In S.Darko it is no mystery as to which version of Donnie Darko it takes its thematic cues from. Believe it or not, S.Darko managed to be even more religious than the Director's Cut of Donnie. S. featured repeated shots of a post-crucifixion type scene which has substituted a female martyr for the traditional Christ, featured a number of crosses, and the re-vamped Frank-the-bunny mask included a crown of thorns (I'm not kidding). When Iraq Jack first holds aloft this mask (of his own construction) he is backlit and the angles make the ears appear as wings: he becomes an angelic figure. Later, Corey decides to sacrifice herself to save Samantha and she is guided into "the light" - her own semi-angelic role is reinforced by the dog tags that both she and Iraq Jack wear throughout the film, drawing a parallel between their functions and motives.
Besides lackluster casting, the real issue with S.Darko was the plot.
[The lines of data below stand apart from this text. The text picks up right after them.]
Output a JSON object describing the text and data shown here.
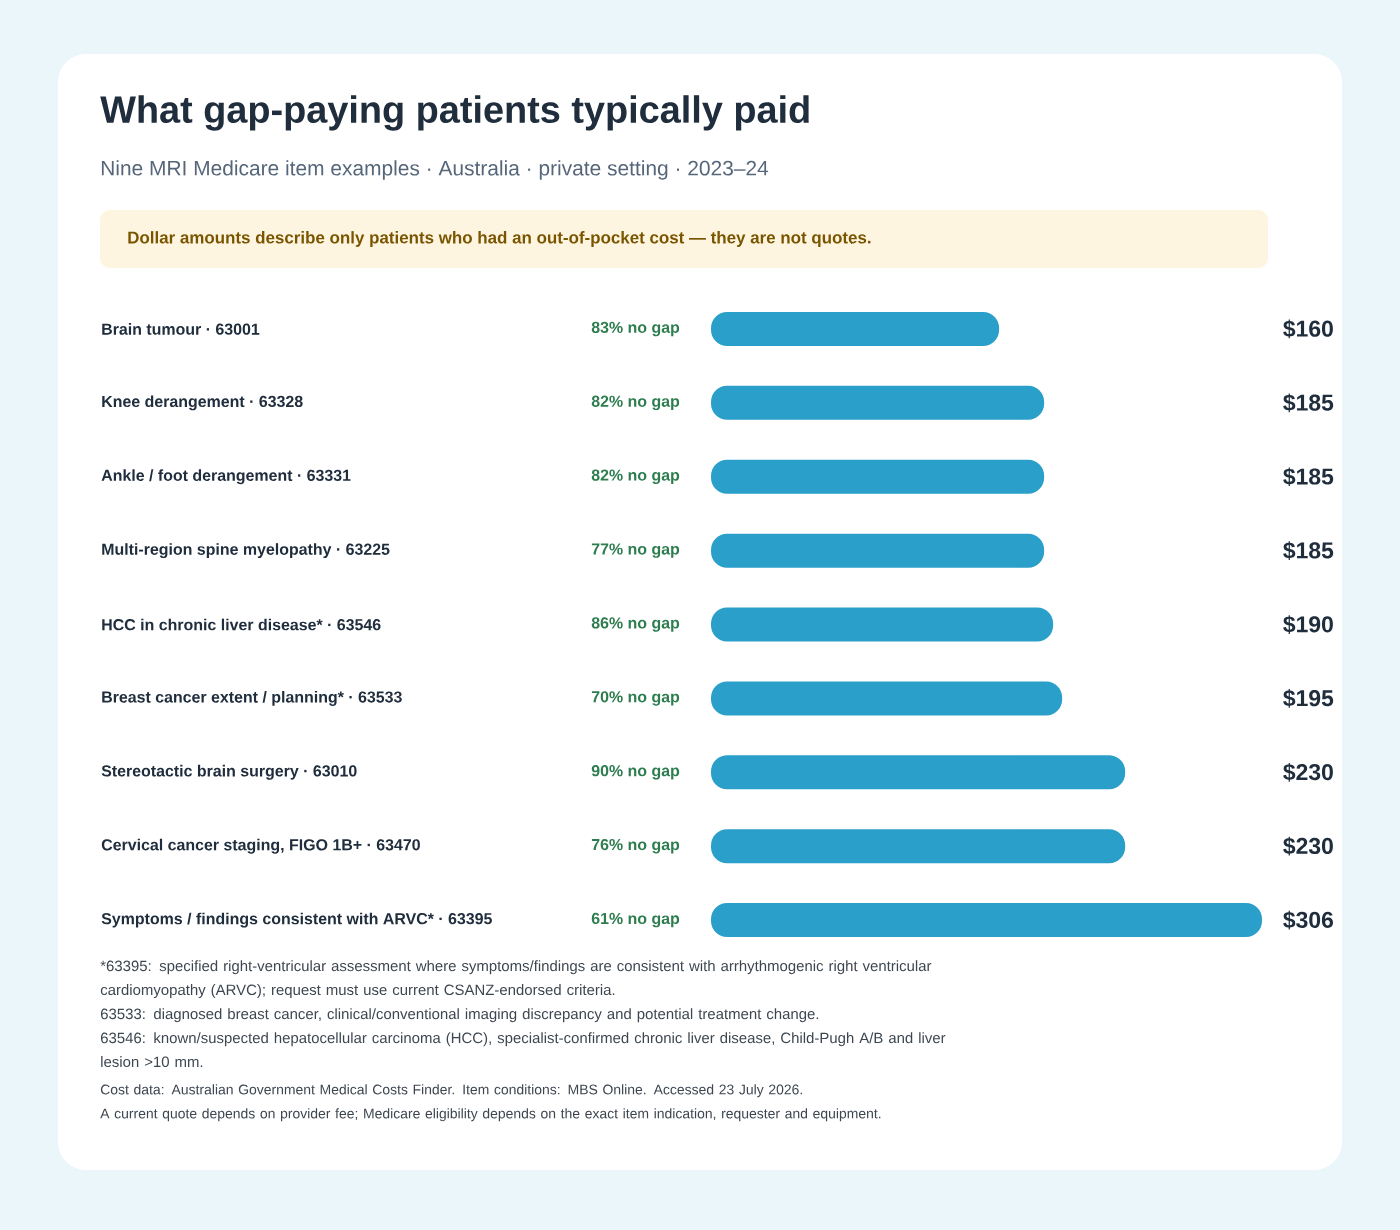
{
  "chart_data": {
    "type": "bar",
    "orientation": "horizontal",
    "title": "What gap-paying patients typically paid",
    "subtitle": "Nine MRI Medicare item examples · Australia · private setting · 2023–24",
    "categories": [
      "Brain tumour · 63001",
      "Knee derangement · 63328",
      "Ankle / foot derangement · 63331",
      "Multi-region spine myelopathy · 63225",
      "HCC in chronic liver disease* · 63546",
      "Breast cancer extent / planning* · 63533",
      "Stereotactic brain surgery · 63010",
      "Cervical cancer staging, FIGO 1B+ · 63470",
      "Symptoms / findings consistent with ARVC* · 63395"
    ],
    "values": [
      160,
      185,
      185,
      185,
      190,
      195,
      230,
      230,
      306
    ],
    "value_labels": [
      "$160",
      "$185",
      "$185",
      "$185",
      "$190",
      "$195",
      "$230",
      "$230",
      "$306"
    ],
    "color": "#2a9fc9",
    "xlim": [
      0,
      306
    ],
    "tick_labels": "y",
    "annotations": [
      {
        "text": "Dollar amounts describe only patients who had an out-of-pocket cost — they are not quotes."
      },
      {
        "text": "83% no gap"
      },
      {
        "text": "82% no gap"
      },
      {
        "text": "82% no gap"
      },
      {
        "text": "77% no gap"
      },
      {
        "text": "86% no gap"
      },
      {
        "text": "70% no gap"
      },
      {
        "text": "90% no gap"
      },
      {
        "text": "76% no gap"
      },
      {
        "text": "61% no gap"
      },
      {
        "text": "*63395: specified right-ventricular assessment where symptoms/findings are consistent with arrhythmogenic right ventricular cardiomyopathy (ARVC); request must use current CSANZ-endorsed criteria."
      },
      {
        "text": "63533: diagnosed breast cancer, clinical/conventional imaging discrepancy and potential treatment change."
      },
      {
        "text": "63546: known/suspected hepatocellular carcinoma (HCC), specialist-confirmed chronic liver disease, Child-Pugh A/B and liver lesion >10 mm."
      },
      {
        "text": "Cost data: Australian Government Medical Costs Finder. Item conditions: MBS Online. Accessed 23 July 2026."
      },
      {
        "text": "A current quote depends on provider fee; Medicare eligibility depends on the exact item indication, requester and equipment."
      }
    ]
  }
}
They took the idea of time travel from the first film, but redid it too many times to the point where it was difficult to follow and meaning began to be nullified. Certain aspects of the film - the myriad American flags and the strange feather - had no distinguishable function whatsoever [While technically the film was set shortly before Independence Day I felt this was inadequate to explain just how many (and there were many!) flags were scattered throughout the film - the only other explanation I could come up with was that it was yet another homage to the frequent use of American flags in the original Darko]. The time travel plot device became gimmicky and it was irritating when characters would repeatedly die only to come back again shortly. To give some idea of the complexity of the theory behind the plot, this is just a sample of what I found on IMDb:
"In the first Tangent Universe, the Artifact is the Meteorite, the Manipulated Dead is Samantha (that was/would be killed by Iraq Jack's Mask) and the Living Receiver is Iraq Jack. In the second Tangent Universe, the Artifact is the Black Car, the Manipulated Dead is Billy (that was/would be killed because he is locked in the mine) and the Living Receiver is Corey." and "She pours over the text, some of which reads: When the fabric of the fourth dimension within a Tangent Universe becomes corrupted, a highly unstable and volatile Fragmentary Universe can occur, sustaining itself for no longer than several days..."
See what I mean? Interesting ideas, but taken waaaaaaaaay too far. As for the soundtrack, S.Darko's music wasn't as good as Michael Andrew's compositions for Donnie. However, Ed Harcourt did do some great stuff, one track of which I have posted at the top of this entry for your viewing pleasure.
Ultimately it's no surprise that S.Darko failed to live up to the original. It had a different writer and director, and when is a sequel ever as good as the original anyway? It was, however, an interesting way to spend an evening and keep my skills of observation nice and sharp. If you've managed to read this whole essay then congratulations, you've exceeded my expectations. Hopefully you enjoyed it, and if you haven't already seen Donnie Darko watch it!!!